In a few months’ time, the same team will be in the same room, draw the same drawings, and say the same things all over again. At least that is the way it seems to me. If there is an effective post-mortem process in use by a company someplace, I do not think I have seen it.

From the article—

Are we missing anything in this prevalent rinse-and-repeat cycle of how the industry generally addresses incidents that could be helpful? Put another way: As we experience incidents, work through them, and deal with their aftermath, if we set aside incident-specific, and therefore fundamentally static, remediation items, both in technology and process, are we learning anything else that would be useful in addressing and responding to incidents? Can we describe that knowledge? And if so, how would we then make use of it to leverage past pain and improve future chances at success?

I tend to think, from the few times I have seen network post-mortems performed, that the reason they do not work well is because we slip into the same appliance/configuration frame of mind so quickly. We want to understand what configuration was entered incorrectly, or what defect should be reported back to the vendor, rather than thinking about organizational and process changes.

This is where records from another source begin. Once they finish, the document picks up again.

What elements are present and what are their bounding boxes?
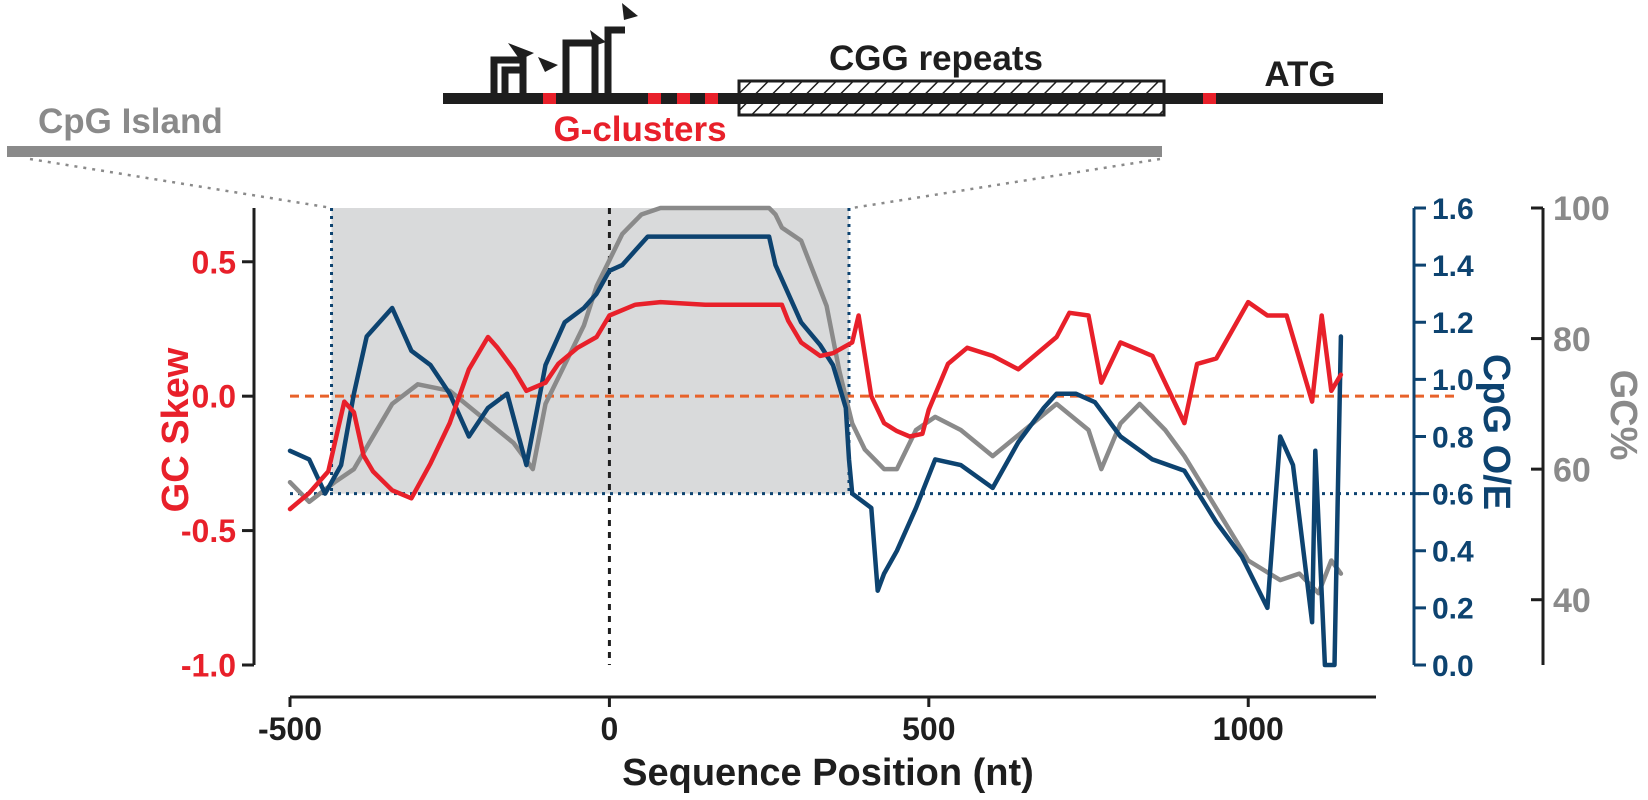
y-tick-label-gc-pct: 100: [1553, 190, 1610, 228]
atg-label: ATG: [1264, 55, 1335, 94]
zoom-line-left: [29, 157, 333, 210]
series-line-gc-skew: [287, 299, 1344, 512]
g-cluster-mark: [543, 93, 556, 104]
series-layer: [287, 205, 1344, 668]
y-axis-title-gc-pct: GC%: [1602, 370, 1644, 461]
y-tick-label-gc-skew: 0.5: [192, 244, 236, 280]
cpg-island-shade: [331, 208, 849, 494]
axes: -500 0 500 1000 0.5 0.0 -0.5 -1.0 1.6 1.4 1.2 1.0 0.…: [181, 190, 1610, 747]
y-tick-label-gc-pct: 40: [1553, 582, 1591, 620]
y-tick-label-cpg-oe: 0.4: [1432, 536, 1474, 569]
y-tick-label-gc-pct: 80: [1553, 321, 1591, 359]
tss-arrow-icon: [490, 26, 625, 93]
y-tick-label-cpg-oe: 0.8: [1432, 421, 1474, 454]
g-cluster-mark: [677, 93, 690, 104]
y-tick-label-cpg-oe: 0.2: [1432, 593, 1474, 626]
zoom-line-right: [851, 157, 1161, 210]
x-tick-label: -500: [258, 711, 322, 747]
cgg-repeats-label: CGG repeats: [829, 39, 1043, 78]
gene-diagram: CGG repeats ATG G-clusters CpG Island: [7, 3, 1383, 210]
reference-lines: [290, 208, 1460, 665]
cpg-island-label: CpG Island: [38, 102, 223, 141]
y-tick-label-cpg-oe: 0.6: [1432, 478, 1474, 511]
cgg-repeats-box: [737, 79, 1166, 117]
y-tick-label-cpg-oe: 1.6: [1432, 193, 1474, 226]
y-tick-label-cpg-oe: 0.0: [1432, 650, 1474, 683]
y-axis-title-cpg-oe: CpG O/E: [1475, 354, 1517, 510]
x-axis-title: Sequence Position (nt): [622, 752, 1034, 794]
y-tick-label-cpg-oe: 1.2: [1432, 307, 1474, 340]
y-tick-label-gc-skew: 0.0: [192, 379, 236, 415]
x-tick-label: 1000: [1213, 711, 1284, 747]
y-tick-label-gc-skew: -1.0: [181, 648, 236, 684]
x-tick-label: 0: [601, 711, 619, 747]
y-tick-label-gc-skew: -0.5: [181, 513, 236, 549]
g-cluster-mark: [648, 93, 661, 104]
y-axis-title-gc-skew: GC Skew: [155, 347, 197, 512]
series-line-gc-pct: [287, 205, 1344, 596]
y-tick-label-cpg-oe: 1.4: [1432, 250, 1474, 283]
x-tick-label: 500: [902, 711, 955, 747]
tss-arrowhead-icon: [508, 3, 638, 72]
g-clusters-label: G-clusters: [553, 110, 726, 149]
g-cluster-mark: [1203, 93, 1216, 104]
y-tick-label-gc-pct: 60: [1553, 451, 1591, 489]
g-cluster-mark: [705, 93, 718, 104]
cpg-island-bar: [7, 146, 1162, 157]
y-tick-label-cpg-oe: 1.0: [1432, 364, 1474, 397]
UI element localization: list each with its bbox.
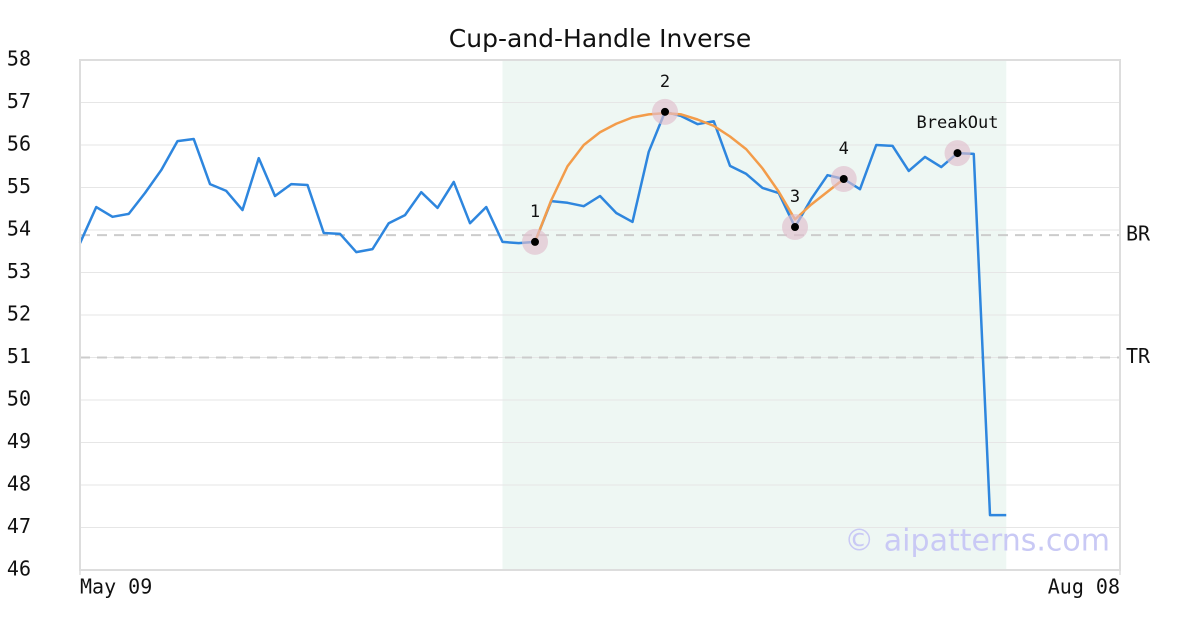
y-tick-label: 49 [7,429,31,453]
pattern-label: 3 [790,187,800,207]
level-label: TR [1126,344,1151,368]
y-tick-label: 47 [7,514,31,538]
pattern-point [839,175,848,183]
watermark: © aipatterns.com [844,524,1110,559]
pattern-label: BreakOut [917,113,999,133]
level-label: BR [1126,222,1151,246]
plot-frame [79,59,1121,571]
y-tick-label: 54 [7,217,31,241]
pattern-point [531,237,539,246]
y-tick-label: 50 [7,387,31,411]
y-tick-label: 51 [7,344,31,368]
pattern-label: 2 [660,72,670,92]
pattern-label: 1 [530,202,540,222]
y-tick-label: 46 [7,557,31,581]
y-tick-label: 58 [7,47,31,71]
pattern-point [953,149,962,158]
y-tick-label: 48 [7,472,31,496]
chart-title: Cup-and-Handle Inverse [449,24,751,53]
y-tick-label: 56 [7,132,31,156]
pattern-label: 4 [839,139,849,159]
pattern-point [791,223,799,232]
y-tick-label: 57 [7,89,31,113]
pattern-point [661,107,669,116]
x-tick-label: May 09 [80,575,152,599]
y-tick-label: 53 [7,259,31,283]
y-tick-label: 55 [7,174,31,198]
x-tick-label: Aug 08 [1048,575,1120,599]
y-tick-label: 52 [7,302,31,326]
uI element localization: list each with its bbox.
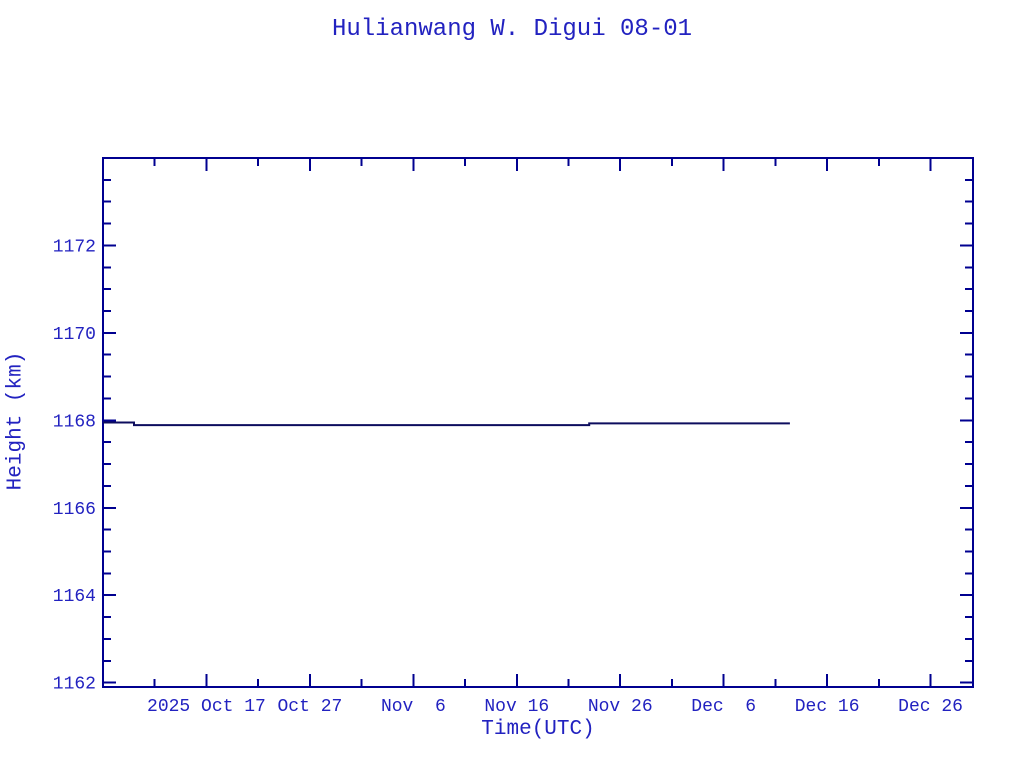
y-tick-label: 1164 (53, 587, 96, 607)
x-tick-label: Nov 26 (588, 697, 653, 717)
x-tick-label: Oct 27 (277, 697, 342, 717)
chart-title: Hulianwang W. Digui 08-01 (331, 16, 693, 43)
y-tick-label: 1172 (53, 237, 96, 257)
x-tick-label: Nov 6 (381, 697, 446, 717)
x-tick-label: Dec 16 (795, 697, 860, 717)
axis-frame (102, 157, 974, 688)
x-axis-label: Time(UTC) (481, 718, 595, 741)
y-axis-label: Height (km) (4, 351, 28, 491)
height-series-line (103, 421, 790, 427)
y-tick-label: 1166 (53, 500, 96, 520)
x-tick-label: Dec 26 (898, 697, 963, 717)
y-tick-label: 1168 (53, 412, 96, 432)
x-tick-label: Nov 16 (484, 697, 549, 717)
x-tick-label: Dec 6 (691, 697, 756, 717)
x-tick-label: 2025 Oct 17 (147, 697, 266, 717)
y-tick-label: 1162 (53, 675, 96, 695)
y-tick-label: 1170 (53, 325, 96, 345)
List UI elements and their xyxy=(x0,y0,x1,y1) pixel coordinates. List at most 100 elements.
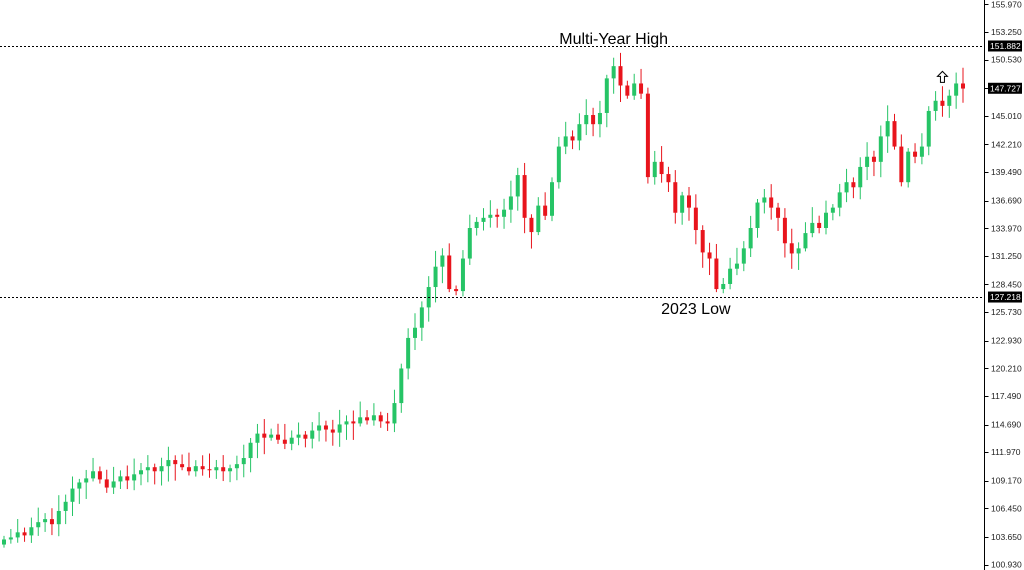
candle-body xyxy=(269,434,274,438)
price-badge: 151.882 xyxy=(988,40,1022,52)
candle-body xyxy=(611,66,616,79)
candle xyxy=(803,222,808,252)
candle-body xyxy=(536,205,541,233)
price-badge-bg xyxy=(988,291,1022,303)
candle xyxy=(810,207,815,238)
candle xyxy=(892,113,897,150)
candle xyxy=(371,403,376,426)
candle xyxy=(721,277,726,294)
candle-body xyxy=(385,421,390,424)
candle-body xyxy=(111,481,116,488)
up-arrow-icon xyxy=(936,70,949,83)
candle xyxy=(817,215,822,234)
candle-body xyxy=(474,221,479,228)
candle xyxy=(604,74,609,128)
candle-body xyxy=(221,467,226,472)
y-tick-label: 117.490 xyxy=(991,391,1021,401)
candle xyxy=(776,202,781,231)
candle-body xyxy=(680,195,685,213)
candle-body xyxy=(947,95,952,106)
annotations-layer: Multi-Year High 2023 Low xyxy=(559,31,949,318)
y-tick-label: 136.690 xyxy=(991,196,1022,206)
candle xyxy=(474,217,479,236)
candle-body xyxy=(604,78,609,113)
candle-body xyxy=(495,214,500,217)
candle xyxy=(954,72,959,109)
candle xyxy=(97,466,102,484)
candle xyxy=(728,257,733,290)
candle xyxy=(337,409,342,447)
candle-body xyxy=(508,196,513,210)
candle-body xyxy=(824,212,828,228)
candle xyxy=(741,241,746,272)
candle xyxy=(186,452,191,476)
candle xyxy=(392,389,397,433)
candle-body xyxy=(687,195,691,208)
candle-body xyxy=(371,415,376,421)
candle-body xyxy=(262,433,267,438)
candle xyxy=(447,243,452,293)
candle-body xyxy=(255,433,260,443)
candle xyxy=(118,470,123,489)
candle xyxy=(625,80,630,99)
candle xyxy=(700,225,705,268)
y-tick-label: 125.730 xyxy=(991,307,1022,317)
candle-body xyxy=(337,424,342,433)
candle-body xyxy=(782,217,787,244)
candle-body xyxy=(734,263,739,269)
candle xyxy=(139,463,143,486)
candle xyxy=(29,517,34,543)
candle-body xyxy=(8,537,13,540)
candle-body xyxy=(139,470,143,475)
y-tick-label: 150.530 xyxy=(991,55,1022,65)
candle xyxy=(228,464,233,483)
candle-body xyxy=(556,146,561,183)
candle-body xyxy=(584,115,589,125)
candle xyxy=(166,446,171,482)
candle-body xyxy=(899,146,904,183)
y-tick-label: 153.250 xyxy=(991,27,1022,37)
candle-body xyxy=(865,156,870,167)
candle-body xyxy=(481,217,486,222)
candle-body xyxy=(29,527,34,536)
candle xyxy=(508,180,513,223)
candle xyxy=(330,419,335,446)
candle-body xyxy=(440,255,445,267)
candle xyxy=(111,466,116,494)
candle-body xyxy=(550,182,554,216)
candle-body xyxy=(97,471,102,480)
candle-body xyxy=(467,228,472,259)
y-tick-label: 103.650 xyxy=(991,532,1022,542)
candle-body xyxy=(597,112,602,125)
candle-body xyxy=(248,442,253,459)
candle-body xyxy=(830,207,835,213)
candle xyxy=(844,168,849,203)
candle xyxy=(639,68,644,99)
candle xyxy=(241,444,246,478)
candle-body xyxy=(406,337,411,369)
candle xyxy=(152,463,157,485)
candle-body xyxy=(84,478,89,483)
candle-body xyxy=(180,464,185,468)
candle xyxy=(344,415,349,440)
candle-body xyxy=(330,429,335,433)
candle-body xyxy=(22,532,27,536)
candle xyxy=(878,125,883,178)
candle-body xyxy=(906,151,911,183)
candle xyxy=(858,157,863,200)
candle xyxy=(947,89,952,118)
candle-body xyxy=(810,222,815,234)
candle xyxy=(714,243,719,293)
candle-body xyxy=(885,121,890,137)
candle xyxy=(906,148,911,188)
candle-body xyxy=(351,421,356,424)
candle-body xyxy=(152,467,157,472)
candle-body xyxy=(871,156,876,162)
candle xyxy=(221,455,226,482)
candle xyxy=(289,430,294,451)
candle xyxy=(104,469,109,493)
candle-body xyxy=(145,467,150,471)
candle xyxy=(426,276,431,322)
candle-body xyxy=(591,115,596,125)
candle-body xyxy=(344,421,349,425)
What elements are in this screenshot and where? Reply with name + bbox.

The smaller the detail, the safer the conclusions, after all—aim small, miss big, is what we say in the shooting world.

We focus so much on mean time to innocence, and how to create a practically perfect process that will never fail, that we fail to do the one thing we should be doing: learning.

Okay, so enough whining—what can be done about this situation? A few practical suggestions come to mind. These are not, of course, well-thought-out solutions, but rather, perhaps, “part of the solution.”

Rather than trying to figure out the root cause, spend that precious hour of post-mortem time mapping out three distinct workflows. The first should be the process that set up the failure. What drove the installation of this piece of hardware or software? What drove the deployment of this protocol? How did we get to the place where this failure had that effect? Once this is mapped out, see if there is anything in that process, or even in the political drivers and commitments made during that process, that could or should be modified to really change the way technology is deployed in your network.

The second process you should map out is the steps taken to detect the problem. Dwell time is a huge problem in modern networks—the time between a failure occurring and being detected. You should constantly focus on bringing dwell time down while paying close attention to the collateral damage of false positives. Mapping out how this failure was detected, and where it should have been caught sooner, can help improve telemetry systems, ultimately decreasing MTTR.

The third, and final, workflow you map out should be the troubleshooting process itself. People rarely map out their troubleshooting process for later reference, but this little trick I learned from way back in tube-type electronics days used to save me hours of time in the field. As you troubleshoot, make a flow chart. Record what you checked, why you checked it, how you checked it, and what you learned from the check. This flowchart, or workflow, is precious material in the post-mortem process. What can you instrument, or make easier to find, to reduce troubleshooting time in the next go-round? How can you traverse the network and find the root cause faster next time? These are crucial questions you can only answer with the use of a troubleshooting workflow.

I don’t know if you already do post-mortems or not, or how valuable you think they are—but I would suggest they can be, and are, quite useful. So long as you get out of the narrows and focus on systems and workflows. Aim small, miss big—but aim big and you’ll either hit the target or, at worst, miss small.